The news is also, almost without exception, negative. “If it bleeds, it leads” is a journalism catchphrase. In other words: good news is no news. People who keep up with the news are thus quick to think the world is getting ever more dangerous — though in fact the opposite is true. What’s more, the news constantly gives us the feeling that people can’t be trusted: they commit fraud, they’re corrupt, they steal from one another, they blow themselves up. The reality is that the overwhelming majority of people are good and want to do right by others. But that’s not news, is it?
The news is also obsessed by what’s recent. Almost everything that’s news must be something that has just now taken place. But the most recent thing isn’t by definition the most influential one. Everything in the world has a history. And that history determines in large part why something happens. Because the news usually keeps its eye trained on today, it blinds us to the longer term, both past and future. Informing us about power structures that have grown over time, like the historical roots of racism, or alerting us to gradual societal changes, like the financialization of our economy, is simply not natural to the forms and rhythms of daily news.
And the reason for that, lastly, is that the news revolves mainly around events. News has to have a hook, to use journalism jargon: a reason to report it now instead of later. That sounds logical, but it means that trends rarely make the evening news. For trends aren’t instances; they progress over time. That’s why the nightly news always ends with the weather, but never with the climate. You can’t say: “Today the climate changed”, even though it actually did..
This correspondent is endeavouring to emulate the example of Jason Zweig, personal finance correspondent for The Wall Street Journal and, coincidentally, editor of the revised edition of Benjamin Graham’s magnum opus, The Intelligent Investor. Zweig himself is something of an outlier within the profession. He was once asked at a journalism conference how he defined his job. His response: “My job is to write the exact same thing between 50 and 100 times a year in such a way that neither my editors nor my readers will ever think I am repeating myself.” As Zweig puts it, good advice rarely changes, whereas markets change constantly. “The temptation to pander is almost irresistible. And while people need good advice, what they want is advice that sounds good.”
Zweig sees his role as betting on regression to the mean while most investors, and financial journalists, are betting against it. Zweig tries to discourage his readers from chasing the latest hot trend and to think instead about investing in what is unpopular. “Instead of pandering to investors’ own worst tendencies, I try to push back. My role is also to remind them constantly that knowing what not to do is much more important than what to do.
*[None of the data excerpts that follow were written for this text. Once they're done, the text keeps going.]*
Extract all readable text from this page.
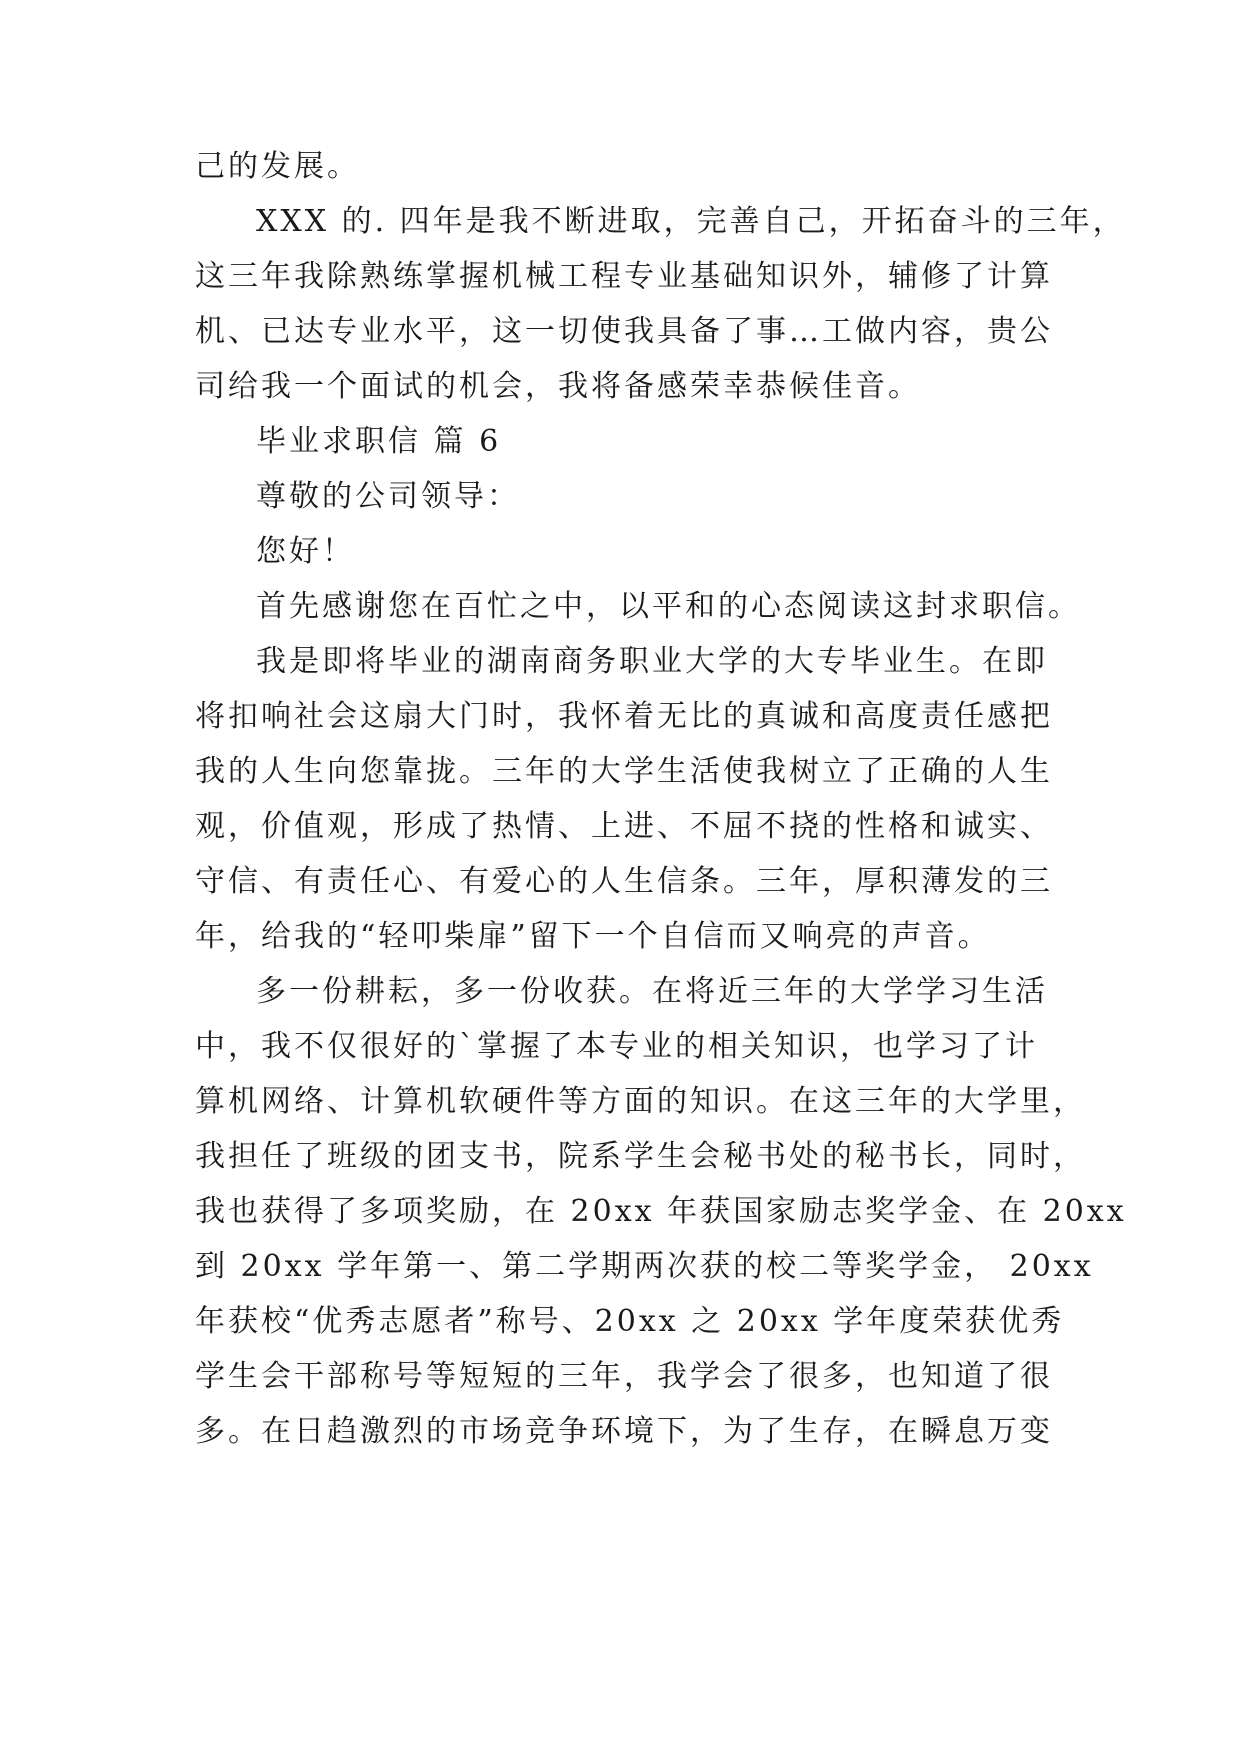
己的发展。
XXX 的. 四年是我不断进取，完善自己，开拓奋斗的三年，
这三年我除熟练掌握机械工程专业基础知识外，辅修了计算
机、已达专业水平，这一切使我具备了事…工做内容，贵公
司给我一个面试的机会，我将备感荣幸恭候佳音。
毕业求职信 篇 6
尊敬的公司领导：
您好！
首先感谢您在百忙之中，以平和的心态阅读这封求职信。
我是即将毕业的湖南商务职业大学的大专毕业生。在即
将扣响社会这扇大门时，我怀着无比的真诚和高度责任感把
我的人生向您靠拢。三年的大学生活使我树立了正确的人生
观，价值观，形成了热情、上进、不屈不挠的性格和诚实、
守信、有责任心、有爱心的人生信条。三年，厚积薄发的三
年，给我的“轻叩柴扉”留下一个自信而又响亮的声音。
多一份耕耘，多一份收获。在将近三年的大学学习生活
中，我不仅很好的`掌握了本专业的相关知识，也学习了计
算机网络、计算机软硬件等方面的知识。在这三年的大学里，
我担任了班级的团支书，院系学生会秘书处的秘书长，同时，
我也获得了多项奖励，在 20xx 年获国家励志奖学金、在 20xx
到 20xx 学年第一、第二学期两次获的校二等奖学金， 20xx
年获校“优秀志愿者”称号、20xx 之 20xx 学年度荣获优秀
学生会干部称号等短短的三年，我学会了很多，也知道了很
多。在日趋激烈的市场竞争环境下，为了生存，在瞬息万变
Approximately 99% of the time, the single most important thing investors should do is absolutely nothing.” But advising people to do nothing is not the best way of selling column inches or airtime. Human beings are suckers for narrative. We love to be entertained with great stories.
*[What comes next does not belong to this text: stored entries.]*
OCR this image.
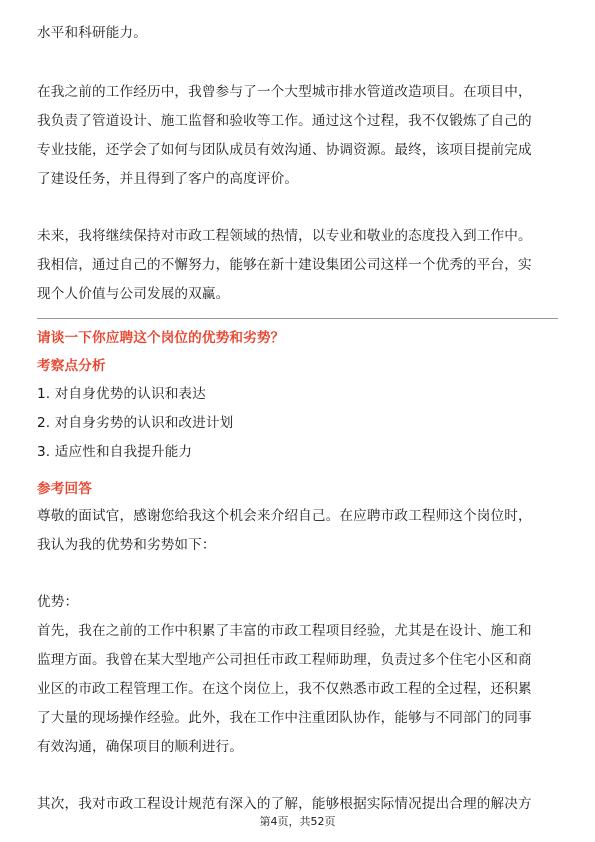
水平和科研能力。
在我之前的工作经历中，我曾参与了一个大型城市排水管道改造项目。在项目中，
我负责了管道设计、施工监督和验收等工作。通过这个过程，我不仅锻炼了自己的
专业技能，还学会了如何与团队成员有效沟通、协调资源。最终，该项目提前完成
了建设任务，并且得到了客户的高度评价。
未来，我将继续保持对市政工程领域的热情，以专业和敬业的态度投入到工作中。
我相信，通过自己的不懈努力，能够在新十建设集团公司这样一个优秀的平台，实
现个人价值与公司发展的双赢。
请谈一下你应聘这个岗位的优势和劣势？
考察点分析
1. 对自身优势的认识和表达
2. 对自身劣势的认识和改进计划
3. 适应性和自我提升能力
参考回答
尊敬的面试官，感谢您给我这个机会来介绍自己。在应聘市政工程师这个岗位时，
我认为我的优势和劣势如下：
优势：
首先，我在之前的工作中积累了丰富的市政工程项目经验，尤其是在设计、施工和
监理方面。我曾在某大型地产公司担任市政工程师助理，负责过多个住宅小区和商
业区的市政工程管理工作。在这个岗位上，我不仅熟悉市政工程的全过程，还积累
了大量的现场操作经验。此外，我在工作中注重团队协作，能够与不同部门的同事
有效沟通，确保项目的顺利进行。
其次，我对市政工程设计规范有深入的了解，能够根据实际情况提出合理的解决方
第4页，共52页
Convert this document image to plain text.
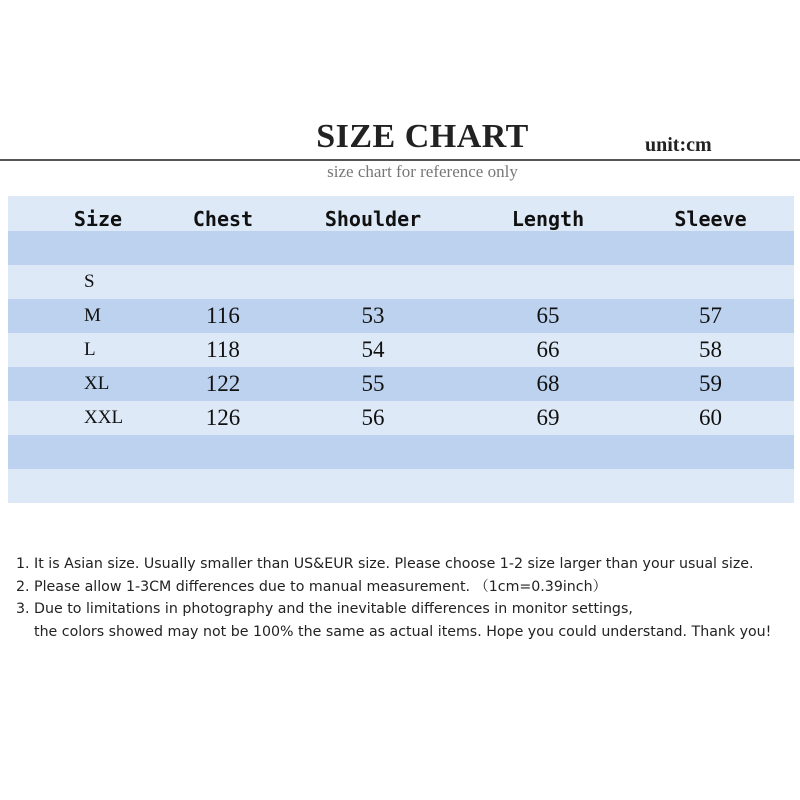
SIZE CHART	unit:cm
size chart for reference only
Size	Chest	Shoulder	Length	Sleeve
S
M	116	53	65	57
L	118	54	66	58
XL	122	55	68	59
XXL	126	56	69	60
1. It is Asian size. Usually smaller than US&EUR size. Please choose 1-2 size larger than your usual size.
2. Please allow 1-3CM differences due to manual measurement. （1cm=0.39inch）
3. Due to limitations in photography and the inevitable differences in monitor settings,
the colors showed may not be 100% the same as actual items. Hope you could understand. Thank you!
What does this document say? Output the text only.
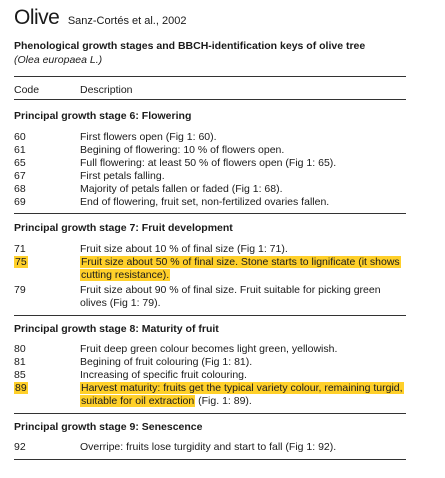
Olive Sanz-Cortés et al., 2002
Phenological growth stages and BBCH-identification keys of olive tree
(Olea europaea L.)
Code	Description
Principal growth stage 6: Flowering
60	First flowers open (Fig 1: 60).
61	Begining of flowering: 10 % of flowers open.
65	Full flowering: at least 50 % of flowers open (Fig 1: 65).
67	First petals falling.
68	Majority of petals fallen or faded (Fig 1: 68).
69	End of flowering, fruit set, non-fertilized ovaries fallen.
Principal growth stage 7: Fruit development
71	Fruit size about 10 % of final size (Fig 1: 71).
75	Fruit size about 50 % of final size. Stone starts to lignificate (it shows cutting resistance).
79	Fruit size about 90 % of final size. Fruit suitable for picking green olives (Fig 1: 79).
Principal growth stage 8: Maturity of fruit
80	Fruit deep green colour becomes light green, yellowish.
81	Begining of fruit colouring (Fig 1: 81).
85	Increasing of specific fruit colouring.
89	Harvest maturity: fruits get the typical variety colour, remaining turgid, suitable for oil extraction (Fig. 1: 89).
Principal growth stage 9: Senescence
92	Overripe: fruits lose turgidity and start to fall (Fig 1: 92).
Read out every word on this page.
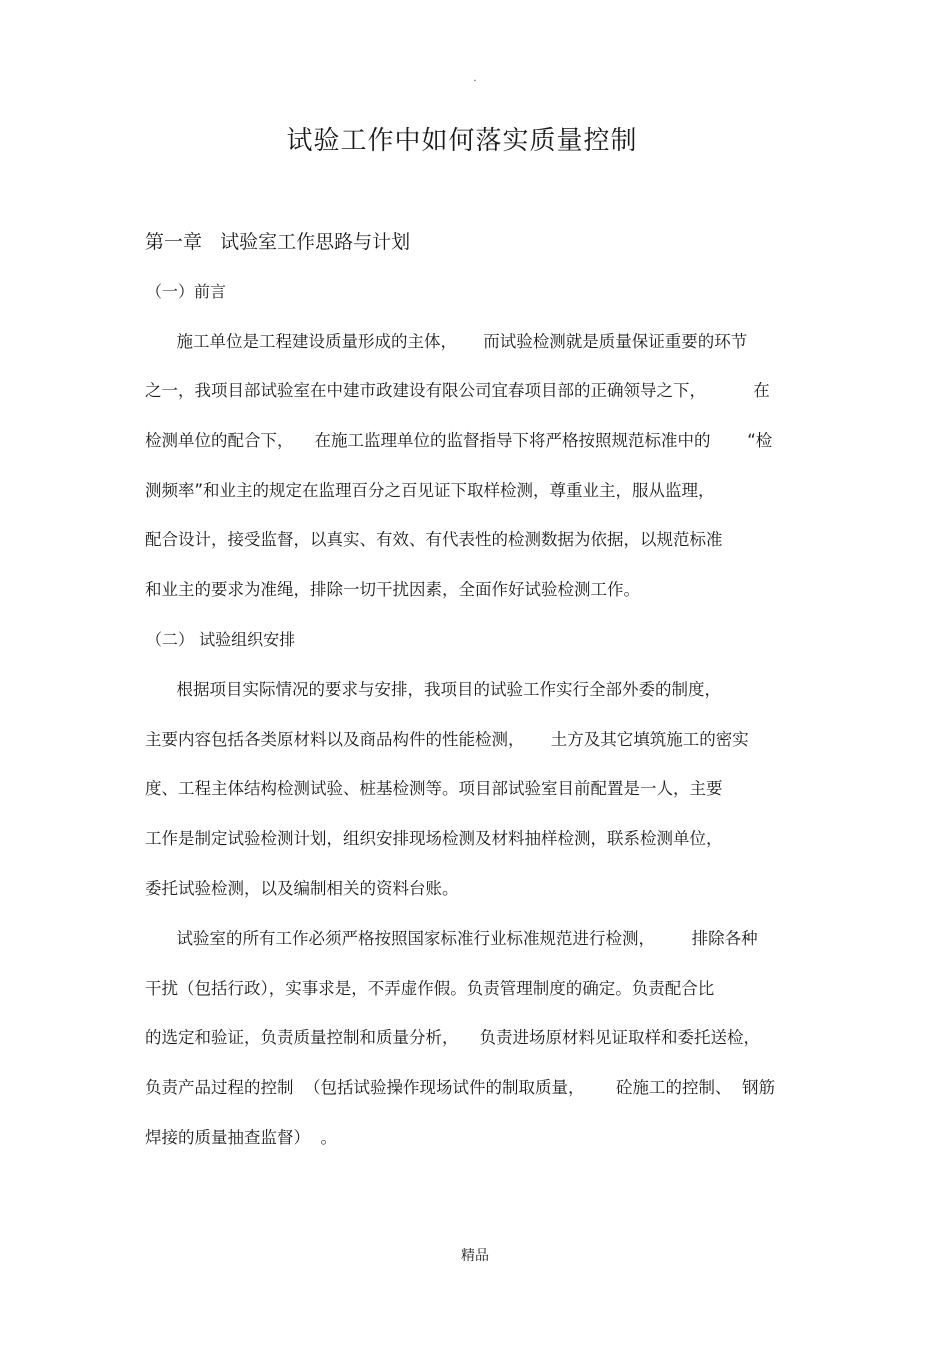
.
试验工作中如何落实质量控制
第一章   试验室工作思路与计划
（一）前言
施工单位是工程建设质量形成的主体，     而试验检测就是质量保证重要的环节
之一，我项目部试验室在中建市政建设有限公司宜春项目部的正确领导之下，         在
检测单位的配合下，    在施工监理单位的监督指导下将严格按照规范标准中的       “检
测频率”和业主的规定在监理百分之百见证下取样检测，尊重业主，服从监理，
配合设计，接受监督，以真实、有效、有代表性的检测数据为依据，以规范标准
和业主的要求为准绳，排除一切干扰因素，全面作好试验检测工作。
（二） 试验组织安排
根据项目实际情况的要求与安排，我项目的试验工作实行全部外委的制度，
主要内容包括各类原材料以及商品构件的性能检测，     土方及其它填筑施工的密实
度、工程主体结构检测试验、桩基检测等。项目部试验室目前配置是一人，主要
工作是制定试验检测计划，组织安排现场检测及材料抽样检测，联系检测单位，
委托试验检测，以及编制相关的资料台账。
试验室的所有工作必须严格按照国家标准行业标准规范进行检测，       排除各种
干扰（包括行政），实事求是，不弄虚作假。负责管理制度的确定。负责配合比
的选定和验证，负责质量控制和质量分析，    负责进场原材料见证取样和委托送检，
负责产品过程的控制  （包括试验操作现场试件的制取质量，      砼施工的控制、  钢筋
焊接的质量抽查监督）  。
精品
We were motivated to re-read each of these fine essays on the back of the (mainstream) media firestorm over the Wuhan coronavirus this past month. Wuhan seemingly has all the trappings of a classic triumph of narrative over relevance, at least for most investors in this world. Should we panic ? Should we sell ? Kind of depends on a) an unknowable future and b) what you own in the first place.
So in light of the alarmist media chatter, and in light of the fact that we’re not virologists, we are going to recommend a bold and decisive plan of campaign. Just for once, we’re going to go with ignorance for a change.